Proofread Your Documentation

Catch spelling and grammar issues with the built-in proofreader.

Great Docs includes a proofread command that checks your documentation for spelling mistakes, grammar issues, and common writing problems. It uses Harper, a fast, privacy-focused grammar checker that runs entirely on your machine—no data leaves your computer.

Install Harper

The proofreader requires Harper to be installed separately. It’s a single binary with no dependencies:

Terminal
brew install harper

If you have Rust’s package manager installed:

Terminal
cargo install harper-cli

Download pre-built binaries from the Harper releases page.

Verify the installation:

Terminal
harper-cli --version

Basic Usage

Run the proofreader on your documentation site:

Terminal
great-docs proofread

This checks all .qmd and .md files in your site directory and reports any issues found.
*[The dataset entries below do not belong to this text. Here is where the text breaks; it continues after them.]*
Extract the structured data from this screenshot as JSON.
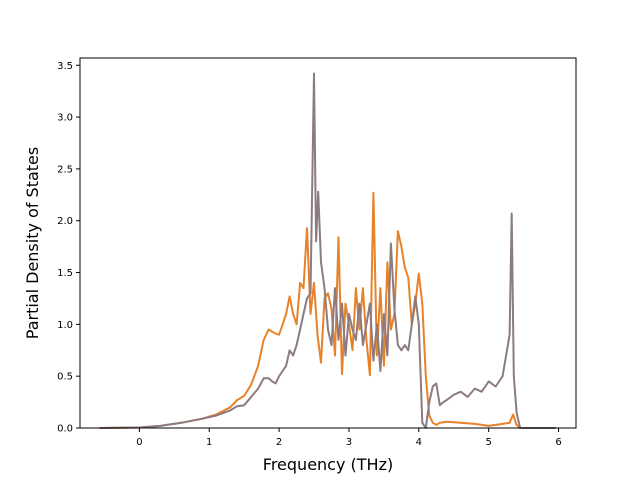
{
  "chart_data": {
    "type": "line",
    "title": "",
    "xlabel": "Frequency (THz)",
    "ylabel": "Partial Density of States",
    "xlim": [
      -0.85,
      6.25
    ],
    "ylim": [
      0,
      3.57
    ],
    "xticks": [
      0,
      1,
      2,
      3,
      4,
      5,
      6
    ],
    "yticks": [
      0.0,
      0.5,
      1.0,
      1.5,
      2.0,
      2.5,
      3.0,
      3.5
    ],
    "xtick_labels": [
      "0",
      "1",
      "2",
      "3",
      "4",
      "5",
      "6"
    ],
    "ytick_labels": [
      "0.0",
      "0.5",
      "1.0",
      "1.5",
      "2.0",
      "2.5",
      "3.0",
      "3.5"
    ],
    "grid": false,
    "legend": "none",
    "series": [
      {
        "color": "#e8822a",
        "x": [
          -0.57,
          0.0,
          0.3,
          0.6,
          0.9,
          1.1,
          1.3,
          1.4,
          1.5,
          1.6,
          1.7,
          1.78,
          1.85,
          1.9,
          1.95,
          2.0,
          2.05,
          2.1,
          2.15,
          2.2,
          2.25,
          2.3,
          2.35,
          2.4,
          2.45,
          2.5,
          2.55,
          2.6,
          2.65,
          2.7,
          2.75,
          2.8,
          2.85,
          2.9,
          2.95,
          3.0,
          3.05,
          3.1,
          3.15,
          3.2,
          3.25,
          3.3,
          3.35,
          3.4,
          3.45,
          3.5,
          3.55,
          3.6,
          3.65,
          3.7,
          3.75,
          3.8,
          3.85,
          3.9,
          3.95,
          4.0,
          4.05,
          4.1,
          4.15,
          4.2,
          4.25,
          4.3,
          4.4,
          4.6,
          4.8,
          5.0,
          5.2,
          5.3,
          5.35,
          5.4,
          5.45,
          5.5,
          5.96
        ],
        "y": [
          0.0,
          0.005,
          0.02,
          0.05,
          0.09,
          0.13,
          0.2,
          0.27,
          0.31,
          0.42,
          0.6,
          0.85,
          0.95,
          0.93,
          0.91,
          0.9,
          1.0,
          1.1,
          1.27,
          1.1,
          1.0,
          1.4,
          1.35,
          1.93,
          1.1,
          1.4,
          0.9,
          0.63,
          1.25,
          1.3,
          1.15,
          0.7,
          1.84,
          0.52,
          1.2,
          1.0,
          0.75,
          1.35,
          0.95,
          1.35,
          0.85,
          0.51,
          2.27,
          0.7,
          1.35,
          0.6,
          1.6,
          0.95,
          1.1,
          1.9,
          1.75,
          1.55,
          1.45,
          1.0,
          1.2,
          1.49,
          1.2,
          0.5,
          0.12,
          0.05,
          0.03,
          0.05,
          0.06,
          0.05,
          0.04,
          0.02,
          0.04,
          0.05,
          0.13,
          0.03,
          0.0,
          0.0,
          0.0
        ]
      },
      {
        "color": "#8c7b80",
        "x": [
          -0.57,
          0.0,
          0.3,
          0.6,
          0.9,
          1.1,
          1.3,
          1.4,
          1.5,
          1.6,
          1.7,
          1.78,
          1.85,
          1.9,
          1.95,
          2.0,
          2.05,
          2.1,
          2.15,
          2.2,
          2.25,
          2.3,
          2.35,
          2.4,
          2.45,
          2.5,
          2.53,
          2.56,
          2.6,
          2.65,
          2.7,
          2.75,
          2.8,
          2.85,
          2.9,
          2.95,
          3.0,
          3.05,
          3.1,
          3.15,
          3.2,
          3.25,
          3.3,
          3.35,
          3.4,
          3.45,
          3.5,
          3.55,
          3.6,
          3.65,
          3.7,
          3.75,
          3.8,
          3.85,
          3.9,
          3.95,
          4.0,
          4.05,
          4.1,
          4.15,
          4.2,
          4.25,
          4.3,
          4.35,
          4.4,
          4.5,
          4.6,
          4.7,
          4.8,
          4.9,
          5.0,
          5.1,
          5.2,
          5.25,
          5.3,
          5.33,
          5.36,
          5.4,
          5.45,
          5.5,
          5.96
        ],
        "y": [
          0.0,
          0.005,
          0.02,
          0.05,
          0.09,
          0.12,
          0.17,
          0.21,
          0.22,
          0.3,
          0.38,
          0.48,
          0.48,
          0.45,
          0.43,
          0.5,
          0.55,
          0.6,
          0.75,
          0.7,
          0.8,
          0.95,
          1.1,
          1.25,
          1.3,
          3.42,
          1.8,
          2.28,
          1.6,
          1.35,
          0.95,
          0.8,
          1.35,
          0.85,
          1.2,
          0.7,
          1.1,
          0.95,
          0.85,
          1.2,
          0.8,
          1.0,
          1.2,
          0.65,
          1.0,
          0.55,
          1.1,
          0.7,
          1.78,
          1.15,
          0.8,
          0.75,
          0.8,
          0.75,
          1.0,
          1.27,
          1.0,
          0.05,
          0.0,
          0.25,
          0.4,
          0.43,
          0.22,
          0.25,
          0.27,
          0.32,
          0.35,
          0.3,
          0.38,
          0.35,
          0.45,
          0.4,
          0.5,
          0.7,
          0.9,
          2.07,
          0.5,
          0.15,
          0.0,
          0.0,
          0.0
        ]
      }
    ]
  }
}
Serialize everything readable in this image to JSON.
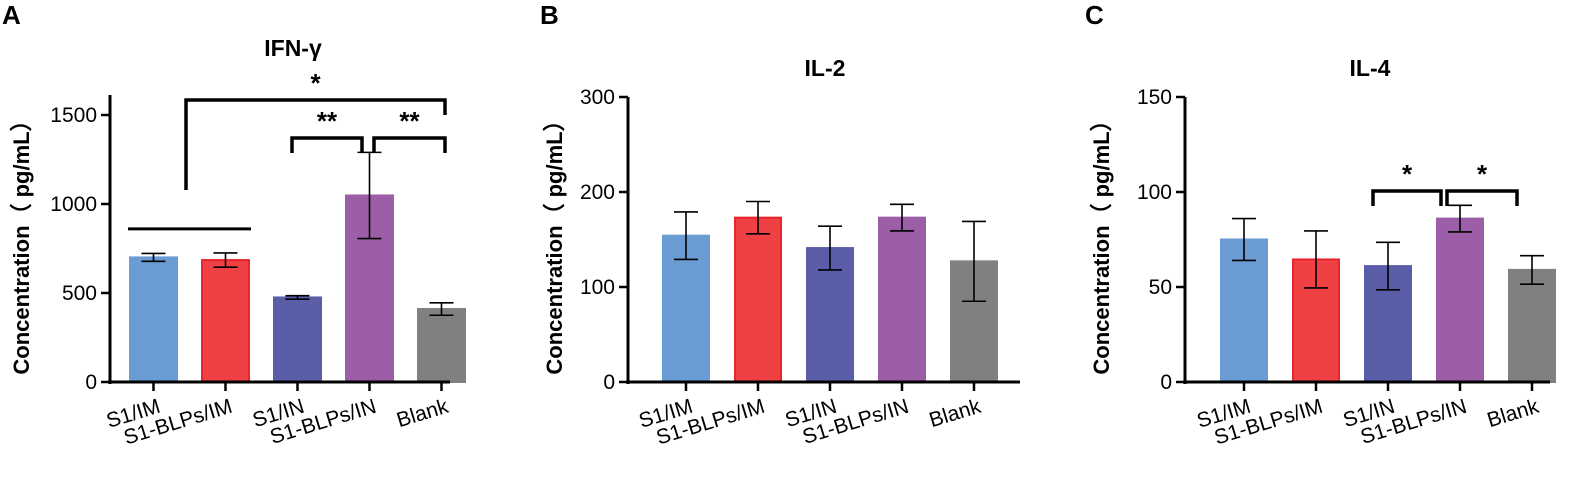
{
  "chart_data": [
    {
      "type": "bar",
      "panel": "A",
      "title": "IFN-γ",
      "xlabel": "",
      "ylabel": "Concentration（ pg/mL）",
      "ylim": [
        0,
        1600
      ],
      "yticks": [
        0,
        500,
        1000,
        1500
      ],
      "categories": [
        "S1/IM",
        "S1-BLPs/IM",
        "S1/IN",
        "S1-BLPs/IN",
        "Blank"
      ],
      "values": [
        700,
        685,
        475,
        1048,
        410
      ],
      "errors": [
        22,
        40,
        10,
        242,
        35
      ],
      "colors": [
        "#6a9bd3",
        "#ef4044",
        "#5a5ea8",
        "#9c5ea7",
        "#808080"
      ],
      "edge_colors": [
        "#6a9bd3",
        "#e8242c",
        "#5a5ea8",
        "#9c5ea7",
        "#808080"
      ],
      "significance": [
        {
          "type": "bar",
          "from": 0,
          "to": 1,
          "label": ""
        },
        {
          "type": "bracket",
          "from": 0.5,
          "to": 4,
          "label": "*"
        },
        {
          "type": "bracket",
          "from": 2,
          "to": 3,
          "label": "**"
        },
        {
          "type": "bracket",
          "from": 3,
          "to": 4,
          "label": "**"
        }
      ]
    },
    {
      "type": "bar",
      "panel": "B",
      "title": "IL-2",
      "xlabel": "",
      "ylabel": "Concentration（ pg/mL）",
      "ylim": [
        0,
        300
      ],
      "yticks": [
        0,
        100,
        200,
        300
      ],
      "categories": [
        "S1/IM",
        "S1-BLPs/IM",
        "S1/IN",
        "S1-BLPs/IN",
        "Blank"
      ],
      "values": [
        154,
        173,
        141,
        173,
        127
      ],
      "errors": [
        25,
        17,
        23,
        14,
        42
      ],
      "colors": [
        "#6a9bd3",
        "#ef4044",
        "#5a5ea8",
        "#9c5ea7",
        "#808080"
      ],
      "edge_colors": [
        "#6a9bd3",
        "#e8242c",
        "#5a5ea8",
        "#9c5ea7",
        "#808080"
      ],
      "significance": []
    },
    {
      "type": "bar",
      "panel": "C",
      "title": "IL-4",
      "xlabel": "",
      "ylabel": "Concentration（ pg/mL）",
      "ylim": [
        0,
        150
      ],
      "yticks": [
        0,
        50,
        100,
        150
      ],
      "categories": [
        "S1/IM",
        "S1-BLPs/IM",
        "S1/IN",
        "S1-BLPs/IN",
        "Blank"
      ],
      "values": [
        75,
        64.5,
        61,
        86,
        59
      ],
      "errors": [
        11,
        15,
        12.5,
        7,
        7.5
      ],
      "colors": [
        "#6a9bd3",
        "#ef4044",
        "#5a5ea8",
        "#9c5ea7",
        "#808080"
      ],
      "edge_colors": [
        "#6a9bd3",
        "#e8242c",
        "#5a5ea8",
        "#9c5ea7",
        "#808080"
      ],
      "significance": [
        {
          "type": "bracket",
          "from": 2,
          "to": 3,
          "label": "*"
        },
        {
          "type": "bracket",
          "from": 3,
          "to": 4,
          "label": "*"
        }
      ]
    }
  ]
}
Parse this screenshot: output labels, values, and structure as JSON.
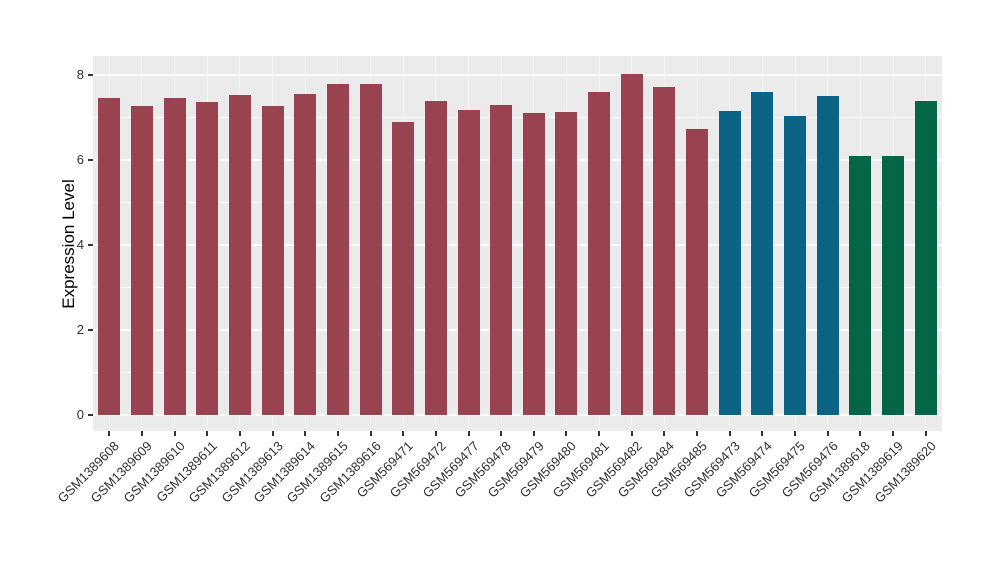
{
  "figure": {
    "title": "",
    "background_color": "#FFFFFF",
    "panel_background_color": "#EBEBEB",
    "grid_color": "#FFFFFF",
    "axis_text_color": "#303030",
    "axis_title_color": "#000000"
  },
  "chart_data": {
    "type": "bar",
    "title": "",
    "xlabel": "",
    "ylabel": "Expression Level",
    "legend": "none",
    "grid": true,
    "categories": [
      "GSM1389608",
      "GSM1389609",
      "GSM1389610",
      "GSM1389611",
      "GSM1389612",
      "GSM1389613",
      "GSM1389614",
      "GSM1389615",
      "GSM1389616",
      "GSM569471",
      "GSM569472",
      "GSM569477",
      "GSM569478",
      "GSM569479",
      "GSM569480",
      "GSM569481",
      "GSM569482",
      "GSM569484",
      "GSM569485",
      "GSM569473",
      "GSM569474",
      "GSM569475",
      "GSM569476",
      "GSM1389618",
      "GSM1389619",
      "GSM1389620"
    ],
    "values": [
      7.45,
      7.28,
      7.46,
      7.36,
      7.54,
      7.28,
      7.56,
      7.78,
      7.78,
      6.9,
      7.4,
      7.17,
      7.29,
      7.11,
      7.13,
      7.61,
      8.03,
      7.71,
      6.72,
      7.15,
      7.6,
      7.03,
      7.51,
      6.09,
      6.09,
      7.4
    ],
    "bar_color_index": [
      0,
      0,
      0,
      0,
      0,
      0,
      0,
      0,
      0,
      0,
      0,
      0,
      0,
      0,
      0,
      0,
      0,
      0,
      0,
      1,
      1,
      1,
      1,
      2,
      2,
      2
    ],
    "palette": [
      "#9A4350",
      "#0B6385",
      "#026647"
    ],
    "yticks": [
      0,
      2,
      4,
      6,
      8
    ],
    "yticks_minor": [
      1,
      3,
      5,
      7
    ],
    "ylim": [
      -0.38,
      8.45
    ]
  }
}
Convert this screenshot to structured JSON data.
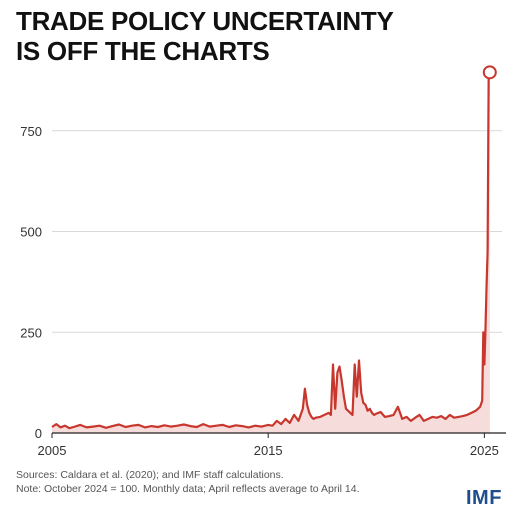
{
  "title_lines": [
    "TRADE POLICY UNCERTAINTY",
    "IS OFF THE CHARTS"
  ],
  "source": "Sources: Caldara et al. (2020); and IMF staff calculations.",
  "note": "Note: October 2024 = 100. Monthly data; April reflects average to April 14.",
  "logo": "IMF",
  "colors": {
    "line": "#c8372d",
    "fill": "#f6dcda",
    "grid": "#d9d9d9",
    "logo": "#1f4e8c"
  },
  "chart_data": {
    "type": "area",
    "title": "TRADE POLICY UNCERTAINTY IS OFF THE CHARTS",
    "xlabel": "",
    "ylabel": "",
    "xlim": [
      2005.0,
      2026.0
    ],
    "ylim": [
      0,
      1000
    ],
    "x_ticks": [
      2005,
      2015,
      2025
    ],
    "x_tick_labels": [
      "2005",
      "2015",
      "2025"
    ],
    "y_ticks": [
      0,
      250,
      500,
      750
    ],
    "y_tick_labels": [
      "0",
      "250",
      "500",
      "750"
    ],
    "grid": "horizontal",
    "legend": "none",
    "series": [
      {
        "x": [
          2005.0,
          2005.2,
          2005.4,
          2005.6,
          2005.8,
          2006.0,
          2006.3,
          2006.6,
          2006.9,
          2007.2,
          2007.5,
          2007.8,
          2008.1,
          2008.4,
          2008.7,
          2009.0,
          2009.3,
          2009.6,
          2009.9,
          2010.2,
          2010.5,
          2010.8,
          2011.1,
          2011.4,
          2011.7,
          2012.0,
          2012.3,
          2012.6,
          2012.9,
          2013.2,
          2013.5,
          2013.8,
          2014.1,
          2014.4,
          2014.7,
          2015.0,
          2015.2,
          2015.4,
          2015.6,
          2015.8,
          2016.0,
          2016.2,
          2016.4,
          2016.6,
          2016.7,
          2016.8,
          2016.9,
          2017.0,
          2017.1,
          2017.2,
          2017.4,
          2017.6,
          2017.8,
          2017.9,
          2018.0,
          2018.1,
          2018.2,
          2018.3,
          2018.4,
          2018.5,
          2018.6,
          2018.7,
          2018.8,
          2018.9,
          2019.0,
          2019.1,
          2019.2,
          2019.3,
          2019.4,
          2019.5,
          2019.6,
          2019.7,
          2019.8,
          2019.9,
          2020.0,
          2020.2,
          2020.4,
          2020.6,
          2020.8,
          2021.0,
          2021.2,
          2021.4,
          2021.6,
          2021.8,
          2022.0,
          2022.2,
          2022.4,
          2022.6,
          2022.8,
          2023.0,
          2023.2,
          2023.4,
          2023.6,
          2023.8,
          2024.0,
          2024.2,
          2024.4,
          2024.6,
          2024.7,
          2024.8,
          2024.9,
          2024.95,
          2025.0,
          2025.05,
          2025.1,
          2025.15,
          2025.2,
          2025.25
        ],
        "values": [
          15,
          22,
          14,
          18,
          12,
          15,
          20,
          14,
          16,
          18,
          13,
          17,
          21,
          15,
          18,
          20,
          14,
          17,
          15,
          19,
          16,
          18,
          21,
          17,
          15,
          22,
          16,
          18,
          20,
          15,
          19,
          17,
          14,
          18,
          16,
          20,
          18,
          30,
          22,
          35,
          25,
          45,
          30,
          60,
          110,
          70,
          50,
          40,
          35,
          38,
          40,
          45,
          50,
          45,
          170,
          60,
          150,
          165,
          130,
          90,
          60,
          55,
          50,
          45,
          170,
          90,
          180,
          100,
          75,
          70,
          55,
          60,
          50,
          45,
          48,
          52,
          40,
          42,
          45,
          65,
          35,
          40,
          30,
          38,
          45,
          30,
          35,
          40,
          38,
          42,
          35,
          45,
          38,
          40,
          42,
          45,
          50,
          55,
          60,
          65,
          80,
          250,
          170,
          260,
          360,
          450,
          900,
          895
        ]
      }
    ],
    "annotations": [
      {
        "type": "circle-marker",
        "x": 2025.25,
        "y": 895
      }
    ]
  }
}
By default, a number of rules are disabled that tend to produce false positives in technical documentation (like flagging code terms or formatting conventions).

Filtering by File

Check specific files or patterns:

Terminal
# Check one file
great-docs proofread user-guide/getting-started.qmd

# Check all files in a directory
great-docs proofread recipes/

Adding Custom Dictionary Words

Technical documentation often includes domain-specific terms that aren’t in standard dictionaries. Add them with the -d or --dictionary option:

Terminal
great-docs proofread -d myterm -d anotherterm

For persistent dictionary additions, create a file with one word per line and use shell expansion:

Terminal
# words.txt contains one word per line
great-docs proofread -d $(cat words.txt | tr '\n' ' ')

Great Docs includes a built-in dictionary of common technical terms (like “API”, “CLI”, “PyPI”, “navbar”, etc.) that are automatically accepted.

Strict Mode

The default settings skip rules that often produce false positives in technical writing. To enable all Harper rules:

Terminal
great-docs proofread --strict

This is useful for final polishing or when writing prose-heavy content like blog posts.

Spelling-Only or Grammar-Only

Focus on just one type of check:

Terminal
# Only spelling errors
great-docs proofread --spelling-only

# Only grammar issues
great-docs proofread --grammar-only

Machine-Readable Output

For CI integration or scripting, use JSON output:

Terminal
great-docs proofread --json-output

Or a compact one-line-per-issue format:

Terminal
great-docs proofread --compact

CI Integration

Add proofreading to your CI pipeline to catch issues before they reach production:

.github/workflows/docs.yml
jobs:
  docs:
    runs-on: ubuntu-latest
    steps:
      - uses: actions/checkout@v4

      - name: Install Harper
        run: cargo install harper-cli

      - name: Set up Python
        uses: actions/setup-python@v5
        with:
          python-version: "3.12"

      - name: Install dependencies
        run: pip install great-docs

      - name: Proofread documentation
        run: great-docs proofread

The command exits with a non-zero status if any issues are found, so CI will fail on spelling or grammar problems.

What Gets Checked

The proofreader examines:

  • All .qmd and .md files in your site directory
  • Prose content only—fenced code blocks and YAML frontmatter are automatically skipped
  • Inline code (backticked text) is checked for typos

Default Ignored Rules

By default, these Harper rules are disabled because they frequently trigger on valid technical documentation patterns:

  • Spacing rules: Technical docs often have unconventional spacing around operators and in code
  • Capitalization rules: Many technical terms have specific capitalization (e.g., “macOS”, “iOS”)
  • Compound word rules: Technical terms like “navbar”, “frontend”, “codebase” are flagged as compounds
  • Punctuation rules: Quote marks and dashes in code examples differ from prose conventions

Use --strict to enable all rules if you want maximum coverage.

Dialect Support

Harper supports different English dialects. The default is American English. To use British English:

Terminal
great-docs proofread --dialect British

Available dialects: American (default), British, Australian, Canadian.